Here We Are

                                                               Standing just a few inches away 

                                                       The silence blocks out all that I would say

                                                           Why do I always feel so inadequate?

                                             You don't show your feelings and words don't seem to fit

                                                Perhaps you've already said it all, only I haven't heard

                                                  I'm left wanting to scream, does that sound absurd?

                                                   The cold has penetrated deep into my very bones

                                     The words that were said may have been bad ...or was it the tones?

                                                            Do you wish to erase the past hurt?

                                         I do, no matter, no one has that power once they've been curt

                                For now I remain comfortably numb, wrapped in my lack of emotion like a burial shroud

                                     You, off in the distance, seemingly struck dumb, satisfied to be forlorn and proud

                                               Solution, an elusive creature, not unlike the vulnerable wraith

                                                  Problem, the ever present Spector, snuffing out all faith

                                                         Past, present, future are not all said and done

                                                       Why is this game of life so easily played by some?

                                               Here we are, a temporary situation, in the eternal ebb and roll

                                   I toil endlessly towards a satisfactory conclusion, desiring ultimatelyto be whole.

 

 

 

 

                                                           

 

                                                                        

                                                                 

                                                                       Falling Apart

                                                    

                                                           I'm falling apart ...bit by bit,

                                                           Like the shattered pane of glass,

                                                          Shards descending to the ground,

                                                          In slow motion ...devoid of sound,

 

                                                         Can I be fixed or is there no repair?

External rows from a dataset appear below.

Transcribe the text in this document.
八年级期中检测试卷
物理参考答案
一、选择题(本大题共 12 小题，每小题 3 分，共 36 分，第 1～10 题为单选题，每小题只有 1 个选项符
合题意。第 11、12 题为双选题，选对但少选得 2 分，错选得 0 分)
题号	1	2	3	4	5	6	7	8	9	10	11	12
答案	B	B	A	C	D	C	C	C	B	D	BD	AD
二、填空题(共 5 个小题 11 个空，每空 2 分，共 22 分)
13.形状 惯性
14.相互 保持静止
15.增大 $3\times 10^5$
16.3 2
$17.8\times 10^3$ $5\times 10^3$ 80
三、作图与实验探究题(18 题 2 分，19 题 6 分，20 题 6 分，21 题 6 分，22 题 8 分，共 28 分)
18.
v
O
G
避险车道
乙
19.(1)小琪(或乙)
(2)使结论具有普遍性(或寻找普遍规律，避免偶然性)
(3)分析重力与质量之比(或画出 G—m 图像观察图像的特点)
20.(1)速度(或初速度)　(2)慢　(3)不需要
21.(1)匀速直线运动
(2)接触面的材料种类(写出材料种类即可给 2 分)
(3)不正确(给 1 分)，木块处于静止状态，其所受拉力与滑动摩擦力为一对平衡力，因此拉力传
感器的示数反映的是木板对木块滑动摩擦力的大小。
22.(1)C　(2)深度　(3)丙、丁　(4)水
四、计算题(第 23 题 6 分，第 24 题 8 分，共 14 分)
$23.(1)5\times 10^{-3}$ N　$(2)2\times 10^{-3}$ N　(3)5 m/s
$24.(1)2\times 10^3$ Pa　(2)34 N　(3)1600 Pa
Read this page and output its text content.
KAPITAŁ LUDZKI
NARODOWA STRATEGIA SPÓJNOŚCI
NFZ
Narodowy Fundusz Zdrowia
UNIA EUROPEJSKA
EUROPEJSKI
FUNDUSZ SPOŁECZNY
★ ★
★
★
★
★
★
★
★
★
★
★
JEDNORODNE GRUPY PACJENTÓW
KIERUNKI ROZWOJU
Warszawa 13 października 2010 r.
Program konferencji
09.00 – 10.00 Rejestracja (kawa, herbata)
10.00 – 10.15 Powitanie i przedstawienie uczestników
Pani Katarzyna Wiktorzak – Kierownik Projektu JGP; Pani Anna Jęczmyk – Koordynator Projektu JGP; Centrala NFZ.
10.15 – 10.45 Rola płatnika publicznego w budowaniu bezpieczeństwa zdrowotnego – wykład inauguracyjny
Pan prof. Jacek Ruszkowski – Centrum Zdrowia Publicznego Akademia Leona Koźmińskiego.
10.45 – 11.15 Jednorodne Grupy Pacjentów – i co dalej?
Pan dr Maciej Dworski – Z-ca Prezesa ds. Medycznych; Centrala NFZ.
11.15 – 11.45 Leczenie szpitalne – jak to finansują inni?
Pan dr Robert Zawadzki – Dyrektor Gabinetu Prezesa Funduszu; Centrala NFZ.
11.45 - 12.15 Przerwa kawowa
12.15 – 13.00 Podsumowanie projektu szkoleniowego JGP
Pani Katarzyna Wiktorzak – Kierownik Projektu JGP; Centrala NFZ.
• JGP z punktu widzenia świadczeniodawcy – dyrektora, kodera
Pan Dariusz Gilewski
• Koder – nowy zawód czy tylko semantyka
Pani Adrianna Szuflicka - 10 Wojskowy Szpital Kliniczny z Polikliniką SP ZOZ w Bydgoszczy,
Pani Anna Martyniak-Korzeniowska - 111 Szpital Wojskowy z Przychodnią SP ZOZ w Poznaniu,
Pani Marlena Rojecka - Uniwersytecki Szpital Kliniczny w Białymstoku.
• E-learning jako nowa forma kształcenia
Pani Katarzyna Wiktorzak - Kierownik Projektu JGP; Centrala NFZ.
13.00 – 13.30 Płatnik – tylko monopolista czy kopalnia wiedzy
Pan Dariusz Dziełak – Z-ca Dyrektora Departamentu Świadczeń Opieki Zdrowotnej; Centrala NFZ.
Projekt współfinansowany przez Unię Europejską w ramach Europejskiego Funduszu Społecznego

                                                         Dare I utter the words ...a feeling sadly unfair,

                                                         Is this, my fate, just or merely despair?

 

                                                        I hold my breath hoping to focus,

                                                       light reflects off the shards as they glitter with a star-like quality,

                                                       I remain motionless,

                                                      any slight movement could result in painful finality,

 

                                                     Imagining an arduous retreat, soles bleeding, extinguishing the fire of my grief,

                                                    A few encouraging words from you capable of pulling me to safety and relief,

 

                                                   Mental torment, my current status, seems unavoidable,

                                                  Yet, I'd still choose the momentary escape of your embrace ...so affable,

                                                  I summon most of my energies,

                                                  Solely to protect me from becoming laughable,

 

                                                  How long I can withstand this eclipse of reason ... I cannot say,

                                                 Can you? Look me in the eye,

                                                 Respond yay or nay,

                                                 Will I contest the agony ... keep it at bay for yet another day?

 

 

 

 

                                                             When Fairer Equates To Scarier

 

                                           Female, Chicklet, Woman, all another name for the fairer sex,

                                                 Is she just beautiful, mischievous or deadly?

                                                  Perhaps that's precisely why we are wrecks,

 

                                                    A mystery unfolding before my very eyes,

                                           As I peal back each layer, I reveal all her how's and why's,

 

                                           Motives wrapped within emotion and hidden from view,

                                              Did you think escape was possible, a simple adieu?

 

                                                  I hold my breath every time she turns away,

                                             Will she return to me? Like a summer breeze after

                                                                a scorching hot day?

 

                                          Will there be other nights of stargazing and dream making?

                                       Rather than wishing my nightmares would be stayed by waking,

 

                                         Yet, a fortunate opportunity awaits, all in a smile touching her lips,

                                              the sparkle in her eye, the blush that kisses her cheek,

                                       Dare I seize the moment before it slips away? Will euphoria give

                                                            way to danger leaving me weak?

 

                                          That is the scarier sex, a lady you say, more treacherous

                                                                    than a viper say I !

                                         Feigning empathy, trustworthiness and congeniality, all the

                                                  while secretly plotting vengeance with a sigh,

                                              If I am unable to decipher this riddle called woman,

                                                                  I'll most certainly die,

 

                                      You consider yourself safe, cozy and comfortable at a distance,

                                        Little do you acknowledge the severity of your indifference,

                                     As for me, fairer equates to scarier, I don't deny my inference,

                                I will endeavor to resolve my circumstance, lest I leave her triumphantly

                                                              in control of my existence.